Collected the plant close to 2 months ago. Flowered for me today. Just to share a photo for now. Will update more when I have time.










Yoong


----------



## Ghazanfar Ghori (Jan 27, 2004)

Thats a very nice looking spathe! Only two months after you got it? That's quick. It must like your setup!


----------



## Yoong (Nov 26, 2007)

Ghazanfar,
Thanks. 

The water level was quite high when I collect the plants. I only manage to find very few plant. To cut down the risk of losing them all, I planted them in different substrates. All of them are doing well with new leaf growing, and I even have plantlets growing now. 

The flowering plant is planted in 30% baked clay:30% garden soil: 30% peat: 10% ADA power sand. To my experience, this combination doesn't have as high survival rate as ADA soil. However, it has the advantage of low cost and hence I tried it again. Obviously it suite this crypt well. In less then two months I have 3 new leafs and a flower.

Yoong


----------



## Yoong (Nov 26, 2007)

More photo update. This time I open the kettle. took me an afternoon to take these pictures. But very satisfying.



















For more: Aquadoc

Yoong


----------



## DelawareJim (Nov 15, 2005)

Congratulations on the flower; nice colour. Very nice work on the photography too.

Cheers.
Jim


----------



## Khamul1of9 (Oct 25, 2005)

Very detailed pictures of the anatomy. Looks extremely pro! Thanks for sharing these photos with us.


----------



## Yoong (Nov 26, 2007)

DelawareJim & DelawareJim,

Thanks for the kind comment. The work is inspired by the expert like Ghazanfar and Xema who take breath taking photographs. With the lost of crypt habbitate everyday, lets hope we can document as much as possible before they are gone.

I still have a lot to learn from you guys.
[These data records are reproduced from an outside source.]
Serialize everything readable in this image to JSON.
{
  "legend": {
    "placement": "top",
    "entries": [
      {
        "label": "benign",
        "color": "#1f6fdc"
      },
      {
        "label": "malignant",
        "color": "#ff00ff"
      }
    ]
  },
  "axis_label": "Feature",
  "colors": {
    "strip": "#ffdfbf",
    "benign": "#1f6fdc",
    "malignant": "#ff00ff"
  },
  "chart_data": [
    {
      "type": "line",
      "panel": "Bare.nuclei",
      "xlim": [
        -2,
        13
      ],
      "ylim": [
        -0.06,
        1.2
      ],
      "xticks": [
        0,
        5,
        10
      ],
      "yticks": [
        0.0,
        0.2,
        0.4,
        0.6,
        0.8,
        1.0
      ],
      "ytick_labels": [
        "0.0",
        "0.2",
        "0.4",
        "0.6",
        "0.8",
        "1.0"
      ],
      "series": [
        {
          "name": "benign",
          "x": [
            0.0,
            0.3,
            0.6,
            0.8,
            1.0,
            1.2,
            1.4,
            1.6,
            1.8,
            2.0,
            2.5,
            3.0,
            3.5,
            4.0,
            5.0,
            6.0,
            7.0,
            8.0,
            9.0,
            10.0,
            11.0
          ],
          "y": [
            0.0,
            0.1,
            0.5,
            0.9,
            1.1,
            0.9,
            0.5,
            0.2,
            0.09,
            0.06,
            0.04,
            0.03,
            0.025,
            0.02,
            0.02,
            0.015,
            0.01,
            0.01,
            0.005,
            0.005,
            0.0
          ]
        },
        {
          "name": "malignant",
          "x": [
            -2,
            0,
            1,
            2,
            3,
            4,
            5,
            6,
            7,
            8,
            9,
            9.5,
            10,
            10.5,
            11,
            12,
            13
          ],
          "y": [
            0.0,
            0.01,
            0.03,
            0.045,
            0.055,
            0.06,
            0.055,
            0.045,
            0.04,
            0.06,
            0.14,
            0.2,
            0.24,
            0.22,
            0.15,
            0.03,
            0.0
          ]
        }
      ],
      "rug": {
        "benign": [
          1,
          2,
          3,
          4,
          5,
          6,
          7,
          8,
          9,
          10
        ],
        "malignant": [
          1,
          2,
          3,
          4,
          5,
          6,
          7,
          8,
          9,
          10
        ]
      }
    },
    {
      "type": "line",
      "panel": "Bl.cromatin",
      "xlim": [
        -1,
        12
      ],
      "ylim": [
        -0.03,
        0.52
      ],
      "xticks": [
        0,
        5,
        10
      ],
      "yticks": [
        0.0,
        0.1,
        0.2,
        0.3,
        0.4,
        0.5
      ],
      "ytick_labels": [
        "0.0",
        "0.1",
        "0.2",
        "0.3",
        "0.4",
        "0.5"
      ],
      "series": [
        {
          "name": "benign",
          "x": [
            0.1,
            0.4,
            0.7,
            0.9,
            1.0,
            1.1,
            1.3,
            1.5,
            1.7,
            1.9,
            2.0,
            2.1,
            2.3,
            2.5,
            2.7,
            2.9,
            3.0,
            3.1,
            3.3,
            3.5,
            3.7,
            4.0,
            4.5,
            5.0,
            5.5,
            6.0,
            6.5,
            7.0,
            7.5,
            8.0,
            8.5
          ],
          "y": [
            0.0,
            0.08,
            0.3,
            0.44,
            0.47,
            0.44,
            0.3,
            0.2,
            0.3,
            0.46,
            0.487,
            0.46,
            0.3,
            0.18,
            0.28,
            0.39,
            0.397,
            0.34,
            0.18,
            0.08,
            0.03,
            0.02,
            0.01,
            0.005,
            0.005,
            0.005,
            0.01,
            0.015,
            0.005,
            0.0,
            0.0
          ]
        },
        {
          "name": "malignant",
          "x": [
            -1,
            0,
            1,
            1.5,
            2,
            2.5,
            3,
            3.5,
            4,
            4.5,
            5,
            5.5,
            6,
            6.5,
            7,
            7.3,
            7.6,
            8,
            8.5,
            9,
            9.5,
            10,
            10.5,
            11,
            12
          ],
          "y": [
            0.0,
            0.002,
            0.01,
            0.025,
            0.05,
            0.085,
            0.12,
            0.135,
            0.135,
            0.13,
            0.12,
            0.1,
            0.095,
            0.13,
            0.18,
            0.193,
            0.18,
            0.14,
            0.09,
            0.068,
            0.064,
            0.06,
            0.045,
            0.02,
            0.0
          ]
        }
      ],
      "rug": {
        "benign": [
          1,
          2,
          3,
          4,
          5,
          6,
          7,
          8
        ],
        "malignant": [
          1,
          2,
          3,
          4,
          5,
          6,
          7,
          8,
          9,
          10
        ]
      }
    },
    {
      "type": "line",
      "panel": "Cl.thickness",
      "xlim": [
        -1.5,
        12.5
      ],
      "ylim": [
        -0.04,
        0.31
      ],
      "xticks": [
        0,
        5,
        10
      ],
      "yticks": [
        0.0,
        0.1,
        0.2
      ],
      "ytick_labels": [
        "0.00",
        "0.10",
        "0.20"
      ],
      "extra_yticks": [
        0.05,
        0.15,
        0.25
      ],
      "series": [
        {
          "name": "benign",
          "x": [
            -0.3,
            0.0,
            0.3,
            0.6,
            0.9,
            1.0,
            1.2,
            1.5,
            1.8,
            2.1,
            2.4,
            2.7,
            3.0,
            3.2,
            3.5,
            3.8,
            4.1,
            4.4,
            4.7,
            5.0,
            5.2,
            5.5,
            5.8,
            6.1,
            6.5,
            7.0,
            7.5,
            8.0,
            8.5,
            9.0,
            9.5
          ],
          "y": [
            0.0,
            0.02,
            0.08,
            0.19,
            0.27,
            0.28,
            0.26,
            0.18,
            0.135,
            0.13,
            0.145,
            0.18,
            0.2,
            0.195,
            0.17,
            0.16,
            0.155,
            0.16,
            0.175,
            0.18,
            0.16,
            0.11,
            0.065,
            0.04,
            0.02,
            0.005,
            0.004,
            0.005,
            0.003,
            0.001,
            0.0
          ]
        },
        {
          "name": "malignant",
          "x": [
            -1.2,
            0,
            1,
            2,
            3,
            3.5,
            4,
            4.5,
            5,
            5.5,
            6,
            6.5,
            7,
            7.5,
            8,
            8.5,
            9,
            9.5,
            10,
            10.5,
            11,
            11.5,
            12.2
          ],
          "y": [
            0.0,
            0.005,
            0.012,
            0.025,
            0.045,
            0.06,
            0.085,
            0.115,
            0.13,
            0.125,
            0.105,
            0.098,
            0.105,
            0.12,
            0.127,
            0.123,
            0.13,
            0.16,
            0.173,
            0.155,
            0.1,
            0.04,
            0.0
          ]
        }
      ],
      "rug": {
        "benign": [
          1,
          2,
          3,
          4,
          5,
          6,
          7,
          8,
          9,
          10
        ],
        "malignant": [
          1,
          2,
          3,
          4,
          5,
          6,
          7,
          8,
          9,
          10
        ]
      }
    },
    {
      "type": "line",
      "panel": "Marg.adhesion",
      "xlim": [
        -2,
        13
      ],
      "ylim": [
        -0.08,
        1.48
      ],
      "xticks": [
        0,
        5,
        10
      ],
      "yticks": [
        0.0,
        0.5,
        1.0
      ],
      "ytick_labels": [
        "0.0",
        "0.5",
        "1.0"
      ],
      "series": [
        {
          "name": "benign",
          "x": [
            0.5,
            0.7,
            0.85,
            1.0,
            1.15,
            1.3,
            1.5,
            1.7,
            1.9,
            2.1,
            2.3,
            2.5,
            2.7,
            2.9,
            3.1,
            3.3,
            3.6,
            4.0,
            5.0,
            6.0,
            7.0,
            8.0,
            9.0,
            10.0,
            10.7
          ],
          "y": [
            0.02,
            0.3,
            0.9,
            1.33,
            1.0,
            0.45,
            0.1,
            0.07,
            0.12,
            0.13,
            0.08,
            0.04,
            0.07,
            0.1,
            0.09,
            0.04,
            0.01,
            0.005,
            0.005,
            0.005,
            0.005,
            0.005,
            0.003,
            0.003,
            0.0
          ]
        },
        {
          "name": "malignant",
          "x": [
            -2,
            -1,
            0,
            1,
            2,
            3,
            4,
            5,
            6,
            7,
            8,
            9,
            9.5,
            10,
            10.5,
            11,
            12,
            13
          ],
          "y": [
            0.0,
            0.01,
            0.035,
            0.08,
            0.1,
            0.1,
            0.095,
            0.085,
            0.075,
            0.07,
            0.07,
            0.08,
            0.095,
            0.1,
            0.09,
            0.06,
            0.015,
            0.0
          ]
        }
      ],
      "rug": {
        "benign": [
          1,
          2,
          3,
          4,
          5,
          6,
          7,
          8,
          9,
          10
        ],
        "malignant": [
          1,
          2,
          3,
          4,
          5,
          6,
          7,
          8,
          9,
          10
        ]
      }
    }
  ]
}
I suppose the next I want to research on is how to pollinate the flower. Anyone know where I can find article on that or anyone can share thier experience?

Thanks.

BTW, with the rate of this crypt growing, I should have some plantlet to share/exchange in the near future. 

Yoong


----------



## crypts (Jan 4, 2008)

Nice pix. The flower look different from Johors purpurea.

http://natureye.com/cryptocorynes/cryptocoryne-purpurea-gallery.html


----------



## jazzlvr123 (Apr 29, 2007)

very nice picture taking congrats on the flower


----------



## Yoong (Nov 26, 2007)

Crypts and Jazzlvr123,
Nice for the nice comment. This crypt is quite easy to plant. They are growing well, sending out runners and growing plantlets.

Yoong


----------



## ts168 (Apr 13, 2004)

I love the red color of the flower. cheers.


----------



## Xema (Mar 24, 2004)

Really cool!!

I think I will copy your style of showing the spate for me new zonata sphate which is coming up.


----------



## Yoong (Nov 26, 2007)

Xema said:


> Really cool!!
> 
> I think I will copy your style of showing the spate for me new zonata sphate which is coming up.


Xema,
I am looking forward to see your pictures. You and Ghazanfar take amazing close up pics. I think I need to get a micro lens in order to get those reasult.

Yoong


----------